The ghost mostly remained the man that he was, but instead of hair, he now had flowers growing out of his head.

“Uh, that’s good,” Sarah began politely, “but let me give you a tip. Go bloody.”

“Bloody?” asked the ghost and looked confused for a moment, then his face lit up. “Oh, like the rabbit?”

“Yes,” Sarah said, her stomach doing a little turn at the thought of the disemboweled rabbit on her front step.

The flowers disappeared from the ghost’s head, and the next second he had his hair back. But his head hung off to one side by a thread of flesh, revealing torn muscle and exposed bones. Blood poured down the front of his shirt.

“Like this?”

Sarah had to laugh at the fact that an almost-beheaded person was smiling so big, and despite the gore, she was immensely proud of the ghost.

“That’s it.”

The next second the ghost returned its head back onto its shoulders and removed the blood from its shirt.

“Sarah, once again you have been invaluable to me. I guess there’s nothing left to do but to start scaring people. Don’t worry, I’ll visit, and when I do, I’ll be the almost-beheaded man, so you’ll know it’s me.”

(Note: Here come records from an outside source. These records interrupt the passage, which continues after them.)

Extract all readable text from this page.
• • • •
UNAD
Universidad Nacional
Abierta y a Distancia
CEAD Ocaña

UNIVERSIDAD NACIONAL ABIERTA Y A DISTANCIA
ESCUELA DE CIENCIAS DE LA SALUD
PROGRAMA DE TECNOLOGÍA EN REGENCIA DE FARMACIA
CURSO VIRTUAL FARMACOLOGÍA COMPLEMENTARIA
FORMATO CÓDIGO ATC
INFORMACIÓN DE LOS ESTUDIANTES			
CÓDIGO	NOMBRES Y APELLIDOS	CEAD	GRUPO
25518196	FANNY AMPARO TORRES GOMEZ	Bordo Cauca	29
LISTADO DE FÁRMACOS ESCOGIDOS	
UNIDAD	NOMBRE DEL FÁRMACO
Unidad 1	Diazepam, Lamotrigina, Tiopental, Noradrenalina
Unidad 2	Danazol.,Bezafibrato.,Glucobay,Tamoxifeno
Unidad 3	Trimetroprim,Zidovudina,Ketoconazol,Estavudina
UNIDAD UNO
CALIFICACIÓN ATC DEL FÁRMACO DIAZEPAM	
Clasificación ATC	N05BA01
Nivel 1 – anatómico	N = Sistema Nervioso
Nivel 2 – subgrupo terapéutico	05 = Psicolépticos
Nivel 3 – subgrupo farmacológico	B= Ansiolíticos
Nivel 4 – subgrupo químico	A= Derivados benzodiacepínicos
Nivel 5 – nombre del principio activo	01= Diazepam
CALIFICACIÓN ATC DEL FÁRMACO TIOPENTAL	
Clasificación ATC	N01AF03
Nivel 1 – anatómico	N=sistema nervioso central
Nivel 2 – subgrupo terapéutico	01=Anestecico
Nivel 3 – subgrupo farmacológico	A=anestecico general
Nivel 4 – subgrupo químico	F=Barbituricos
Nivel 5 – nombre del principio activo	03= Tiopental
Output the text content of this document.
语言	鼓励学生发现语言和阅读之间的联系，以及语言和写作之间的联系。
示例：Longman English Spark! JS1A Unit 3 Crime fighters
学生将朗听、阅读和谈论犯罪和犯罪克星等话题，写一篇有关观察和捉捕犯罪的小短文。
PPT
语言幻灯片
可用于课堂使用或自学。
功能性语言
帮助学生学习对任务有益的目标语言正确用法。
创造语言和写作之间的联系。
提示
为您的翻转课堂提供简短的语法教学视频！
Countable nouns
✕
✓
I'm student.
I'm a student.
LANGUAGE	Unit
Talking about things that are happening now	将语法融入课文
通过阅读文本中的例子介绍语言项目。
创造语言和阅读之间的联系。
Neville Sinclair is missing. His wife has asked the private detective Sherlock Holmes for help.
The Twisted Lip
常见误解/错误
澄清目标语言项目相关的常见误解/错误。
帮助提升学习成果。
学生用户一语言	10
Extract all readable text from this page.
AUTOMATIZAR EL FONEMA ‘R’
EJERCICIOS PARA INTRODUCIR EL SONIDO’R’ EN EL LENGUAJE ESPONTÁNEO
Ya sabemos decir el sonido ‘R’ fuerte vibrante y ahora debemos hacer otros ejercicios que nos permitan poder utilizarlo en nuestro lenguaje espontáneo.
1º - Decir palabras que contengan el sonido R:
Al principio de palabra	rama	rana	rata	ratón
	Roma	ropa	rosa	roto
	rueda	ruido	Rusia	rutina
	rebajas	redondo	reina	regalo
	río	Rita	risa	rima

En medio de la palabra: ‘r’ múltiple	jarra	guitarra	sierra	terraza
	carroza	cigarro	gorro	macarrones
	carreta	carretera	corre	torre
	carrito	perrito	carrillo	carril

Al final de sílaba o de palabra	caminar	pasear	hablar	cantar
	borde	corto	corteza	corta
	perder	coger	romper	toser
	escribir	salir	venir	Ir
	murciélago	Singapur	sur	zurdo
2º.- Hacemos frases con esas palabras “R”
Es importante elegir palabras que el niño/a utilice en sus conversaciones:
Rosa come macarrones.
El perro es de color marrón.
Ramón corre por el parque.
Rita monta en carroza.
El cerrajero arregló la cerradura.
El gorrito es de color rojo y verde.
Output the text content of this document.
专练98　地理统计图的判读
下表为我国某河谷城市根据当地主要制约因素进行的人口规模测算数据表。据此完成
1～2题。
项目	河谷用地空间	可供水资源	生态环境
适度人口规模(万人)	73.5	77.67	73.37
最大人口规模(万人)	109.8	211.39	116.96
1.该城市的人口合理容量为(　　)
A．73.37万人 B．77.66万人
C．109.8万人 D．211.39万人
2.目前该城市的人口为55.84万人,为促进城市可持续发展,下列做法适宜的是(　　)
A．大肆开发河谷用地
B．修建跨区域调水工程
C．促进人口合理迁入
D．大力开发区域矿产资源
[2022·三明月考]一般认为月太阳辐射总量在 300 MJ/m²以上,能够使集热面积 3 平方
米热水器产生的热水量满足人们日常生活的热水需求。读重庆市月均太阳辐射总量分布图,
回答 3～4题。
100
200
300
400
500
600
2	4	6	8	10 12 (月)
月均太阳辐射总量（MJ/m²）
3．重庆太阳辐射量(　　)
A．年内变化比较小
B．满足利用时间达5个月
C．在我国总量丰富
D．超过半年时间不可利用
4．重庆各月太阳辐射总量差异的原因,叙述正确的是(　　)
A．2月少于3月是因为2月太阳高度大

“Oh, no need for that,” Sarah began. “I’m not visited by any other ghosts, so if you just take the form you’re in now, that should suffice.”

“Oh, right. Well, I’m off!”

The ghost opened his arms and came towards her for a hug, and this time Sarah felt, if not an actual body, something with force behind it. Like hugging a balloon. A firm outer casing that held nothing but air.

The ghost smiled once more and waved as it turned the door knob and walked out the door.

Sarah had to consider the irony of a ghost using a door but figured it was just excited about its new ability to take form. She wondered if the ghost had taken the rabbit with him and walked to the door to find out.

She opened it and looked down. No such luck.

Sarah went to find her little garden spade and a pair of gloves.